GAR340

Les Documents et Reportages Internationaux Agence de Presse, Paris
29 rue Surcouf Paris (VIIe)
Date: 13-10-1958
Language: French
Repository: Petőfi Museum of Literature
Document type: Typed letter
Publisher: Tüskés Anna (16-07-2017)
Folio number: 1

Cher Gara,

Il y a quelques mois, vous avez eu la mauvaise idée de m’envoyez votre ami, M. Rosta. Vous connaissez les péripétie de son affaire : par suite de votre refus de faire la traduction vous-même, il en a fait faire une, absolument indigeste par un de ses parents, qui lui a couté, parait-il, beaucoup d’argent (Il m’a cité des chiffres qui n’ont pas toujours été les mêmes).

J’ai eu ensuite beaucoup de mal à trouver un adaptateur, avant de tomber sur un jeune écrivain de beaucoup de talent, qui, avec infiniment de patience et énormément de travail a fait une excellente adaptation, que M. Rosta, lui-même, a trouvée, non sans raison supérieure à l’original.

Cependant, l’adaptation n’était terminée que cet été et nous avons lancé le manuscrit il n’y a même pas deux mois.

Entre temps, j’ai versé quarante mille francs d’à valoir à l’adaptateur et vingt mille francs, nullement prévus, uniquement par gentillesse à Rosta.
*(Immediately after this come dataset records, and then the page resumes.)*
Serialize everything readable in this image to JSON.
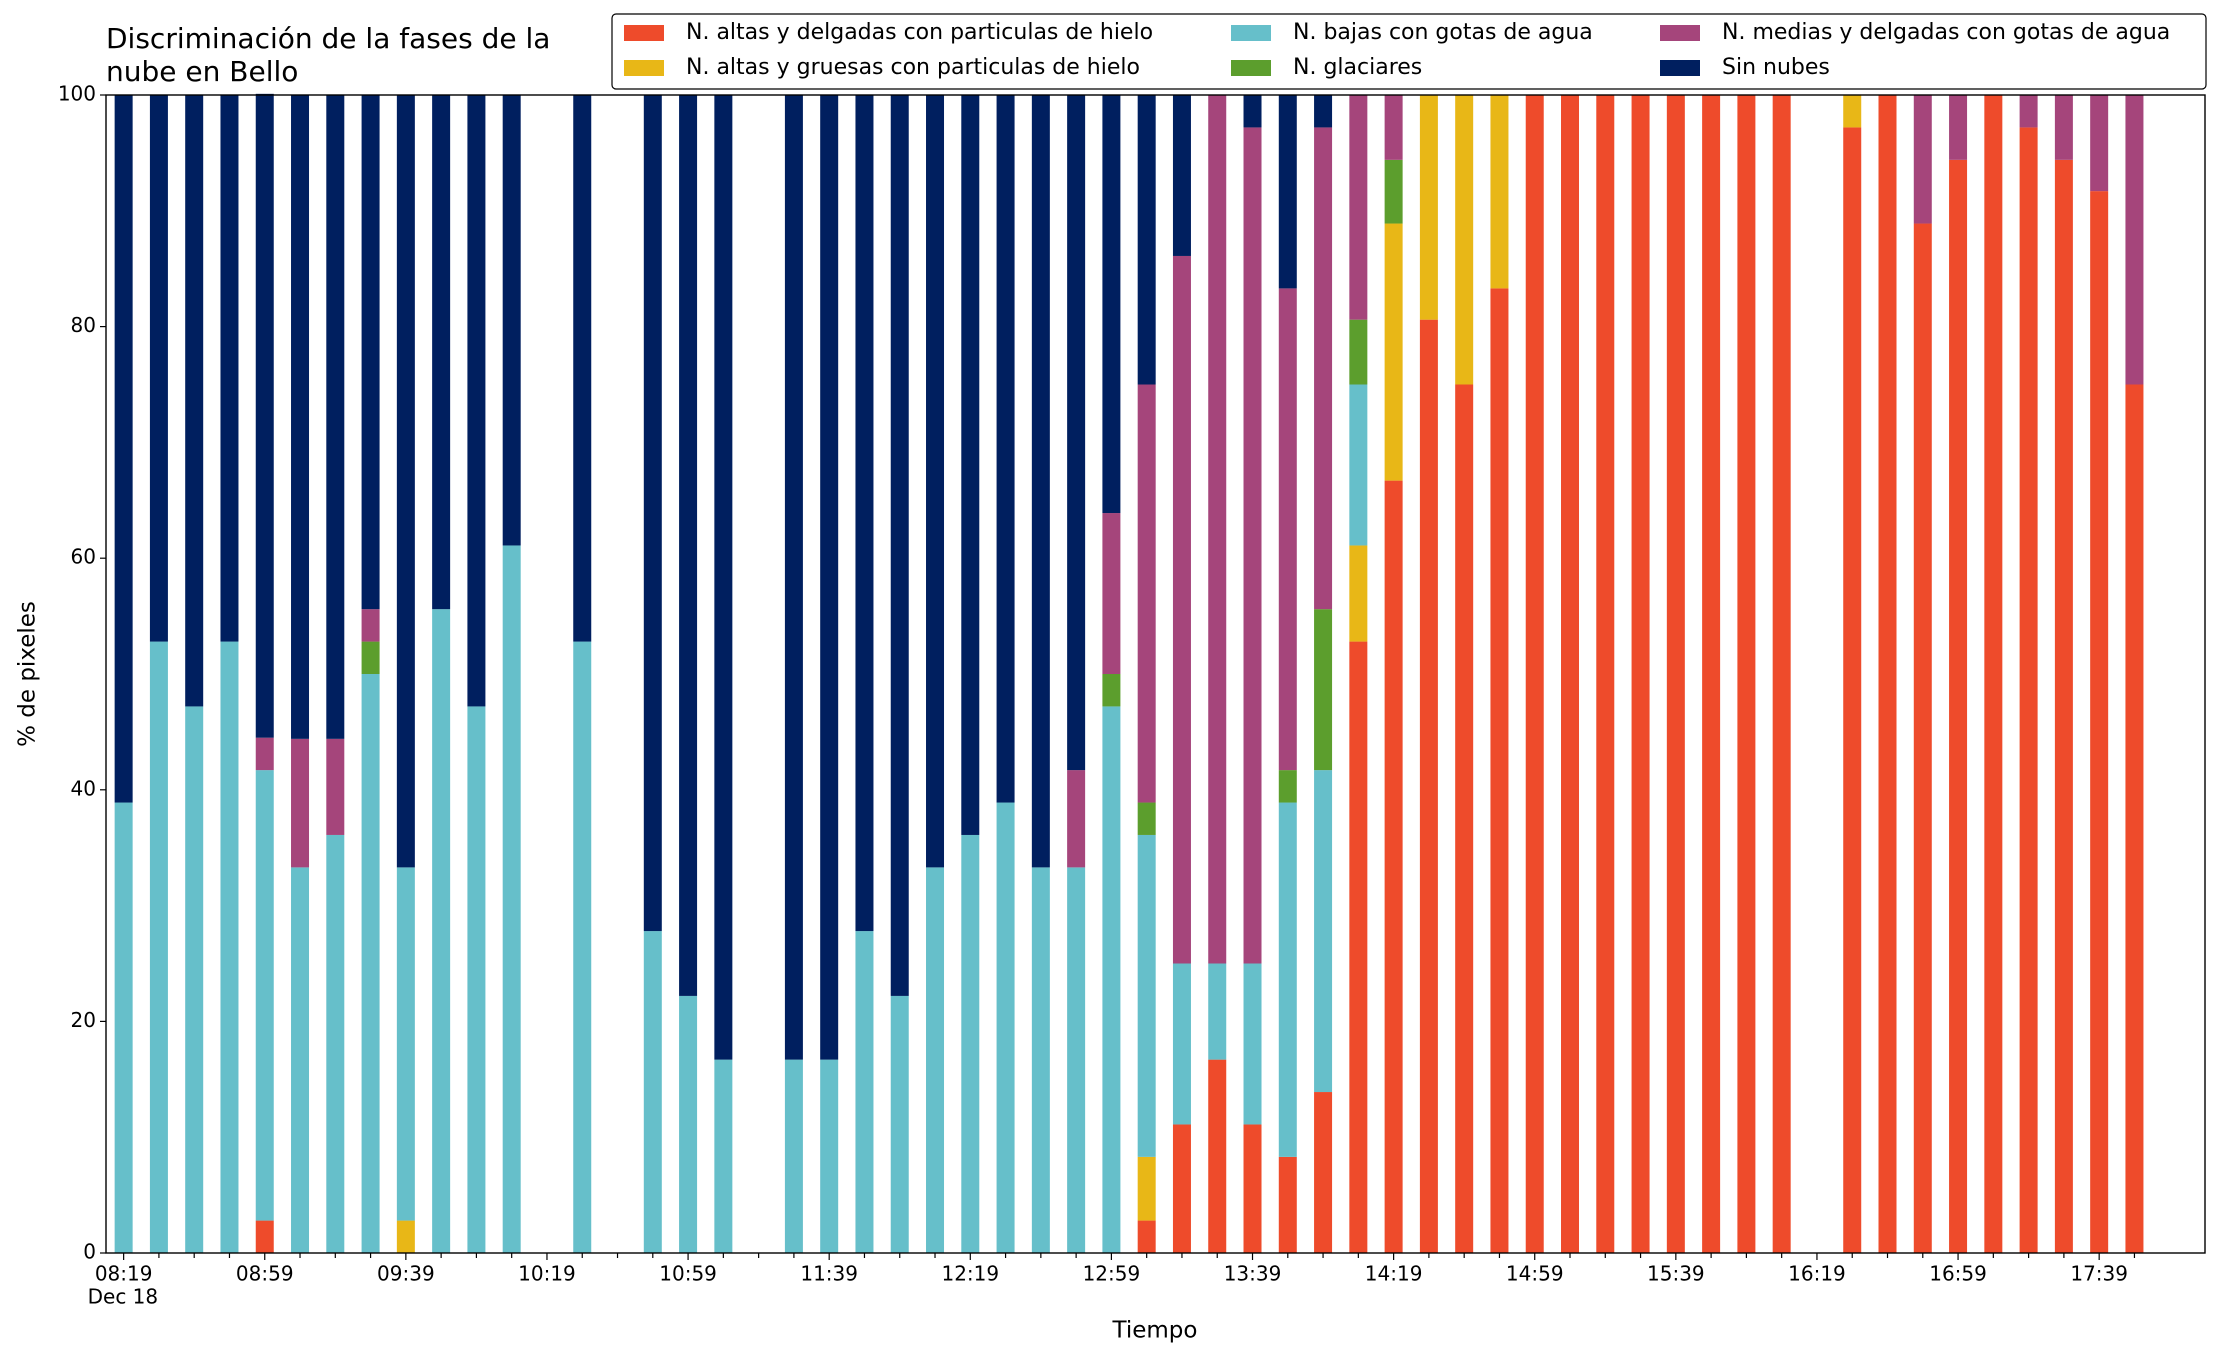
{
  "chart_data": {
    "type": "stacked_bar",
    "title": "Discriminación de la fases de la\nnube en Bello",
    "x_label": "Tiempo",
    "y_label": "% de pixeles",
    "x_date": "Dec 18",
    "categories": [
      "08:19",
      null,
      null,
      null,
      "08:59",
      null,
      null,
      null,
      "09:39",
      null,
      null,
      null,
      "10:19",
      null,
      null,
      null,
      "10:59",
      null,
      null,
      null,
      "11:39",
      null,
      null,
      null,
      "12:19",
      null,
      null,
      null,
      "12:59",
      null,
      null,
      null,
      "13:39",
      null,
      null,
      null,
      "14:19",
      null,
      null,
      null,
      "14:59",
      null,
      null,
      null,
      "15:39",
      null,
      null,
      null,
      "16:19",
      null,
      null,
      null,
      "16:59",
      null,
      null,
      null,
      "17:39",
      null
    ],
    "ylim": [
      0,
      100
    ],
    "yticks": [
      0,
      20,
      40,
      60,
      80,
      100
    ],
    "legend": "top-right",
    "series": [
      {
        "name": "N. altas y delgadas con particulas de hielo",
        "color": "#ee4b2b",
        "values": [
          0,
          0,
          0,
          0,
          2.8,
          0,
          0,
          0,
          0,
          0,
          0,
          0,
          0,
          0,
          0,
          0,
          0,
          0,
          0,
          0,
          0,
          0,
          0,
          0,
          0,
          0,
          0,
          0,
          0,
          2.8,
          11.1,
          16.7,
          11.1,
          8.3,
          13.9,
          52.8,
          66.7,
          80.6,
          75,
          83.3,
          100,
          100,
          100,
          100,
          100,
          100,
          100,
          100,
          0,
          97.2,
          100,
          88.9,
          94.4,
          100,
          97.2,
          94.4,
          91.7,
          75
        ]
      },
      {
        "name": "N. altas y gruesas con particulas de hielo",
        "color": "#e8b717",
        "values": [
          0,
          0,
          0,
          0,
          0,
          0,
          0,
          0,
          2.8,
          0,
          0,
          0,
          0,
          0,
          0,
          0,
          0,
          0,
          0,
          0,
          0,
          0,
          0,
          0,
          0,
          0,
          0,
          0,
          0,
          5.5,
          0,
          0,
          0,
          0,
          0,
          8.3,
          22.2,
          19.4,
          25,
          16.7,
          0,
          0,
          0,
          0,
          0,
          0,
          0,
          0,
          0,
          2.8,
          0,
          0,
          0,
          0,
          0,
          0,
          0,
          0
        ]
      },
      {
        "name": "N. bajas con gotas de agua",
        "color": "#66bfca",
        "values": [
          38.9,
          52.8,
          47.2,
          52.8,
          38.9,
          33.3,
          36.1,
          50,
          30.5,
          55.6,
          47.2,
          61.1,
          0,
          52.8,
          0,
          27.8,
          22.2,
          16.7,
          0,
          16.7,
          16.7,
          27.8,
          22.2,
          33.3,
          36.1,
          38.9,
          33.3,
          33.3,
          47.2,
          27.8,
          13.9,
          8.3,
          13.9,
          30.6,
          27.8,
          13.9,
          0,
          0,
          0,
          0,
          0,
          0,
          0,
          0,
          0,
          0,
          0,
          0,
          0,
          0,
          0,
          0,
          0,
          0,
          0,
          0,
          0,
          0
        ]
      },
      {
        "name": "N. glaciares",
        "color": "#5c9e2d",
        "values": [
          0,
          0,
          0,
          0,
          0,
          0,
          0,
          2.8,
          0,
          0,
          0,
          0,
          0,
          0,
          0,
          0,
          0,
          0,
          0,
          0,
          0,
          0,
          0,
          0,
          0,
          0,
          0,
          0,
          2.8,
          2.8,
          0,
          0,
          0,
          2.8,
          13.9,
          5.6,
          5.5,
          0,
          0,
          0,
          0,
          0,
          0,
          0,
          0,
          0,
          0,
          0,
          0,
          0,
          0,
          0,
          0,
          0,
          0,
          0,
          0,
          0
        ]
      },
      {
        "name": "N. medias y delgadas con gotas de agua",
        "color": "#a5457b",
        "values": [
          0,
          0,
          0,
          0,
          2.8,
          11.1,
          8.3,
          2.8,
          0,
          0,
          0,
          0,
          0,
          0,
          0,
          0,
          0,
          0,
          0,
          0,
          0,
          0,
          0,
          0,
          0,
          0,
          0,
          8.4,
          13.9,
          36.1,
          61.1,
          75,
          72.2,
          41.6,
          41.6,
          19.4,
          5.6,
          0,
          0,
          0,
          0,
          0,
          0,
          0,
          0,
          0,
          0,
          0,
          0,
          0,
          0,
          11.1,
          5.6,
          0,
          2.8,
          5.6,
          8.3,
          25
        ]
      },
      {
        "name": "Sin nubes",
        "color": "#001f5f",
        "values": [
          61.1,
          47.2,
          52.8,
          47.2,
          55.6,
          55.6,
          55.6,
          44.4,
          66.7,
          44.4,
          52.8,
          38.9,
          0,
          47.2,
          0,
          72.2,
          77.8,
          83.3,
          0,
          83.3,
          83.3,
          72.2,
          77.8,
          66.7,
          63.9,
          61.1,
          66.7,
          58.3,
          36.1,
          25,
          13.9,
          0,
          2.8,
          16.7,
          2.8,
          0,
          0,
          0,
          0,
          0,
          0,
          0,
          0,
          0,
          0,
          0,
          0,
          0,
          0,
          0,
          0,
          0,
          0,
          0,
          0,
          0,
          0,
          0
        ]
      }
    ]
  }
}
Hélas, les résultats sont jusqu’ici nuls, le manuscrit a été refusé par plusieurs journaux et éditeurs, non qu’il soit mauvais, je continue à croire qu’il est intéressant, mais simplement parce qu’il n’est pas un chef d’oeuvre et vous savez comme moi que journaux et éditeurs reçoivent constamment des centaines de textes « intéressants » parmi lesquels ils doivent choisir.

Je ne désespère cependant pas et il y a notamment un agent qui pense qu’il y a peut-être quelque chose du côté américain.

Ce qui est fâcheux, c’est que Rosta qui doit avoir des soucis, comme tout le monde, m’envie des lettres, dont je vous joins le dernier specimen. Comme c’est un pauvre type, je ne veux pas me fâcher et vous demande, dès la réception de ce mot, de vous mettre sans faute en rapports avec lui, pour lui expliquer que c’est probablement sa seule chance et que sans moi aucun éditeur ni journal n’aurait sans doute lu plus de dix pages de son manuscrit.

Ceci dit, s’il veut reprendre ses droits, et j’en serais ravi, il n’a qu’à me rembourser les 40 plus 20.000 francs, plus les autres frais – je lui fais cadeau de mon temps perdu.

Je compte sur vous, cher Gara, pour le voir d’urgence.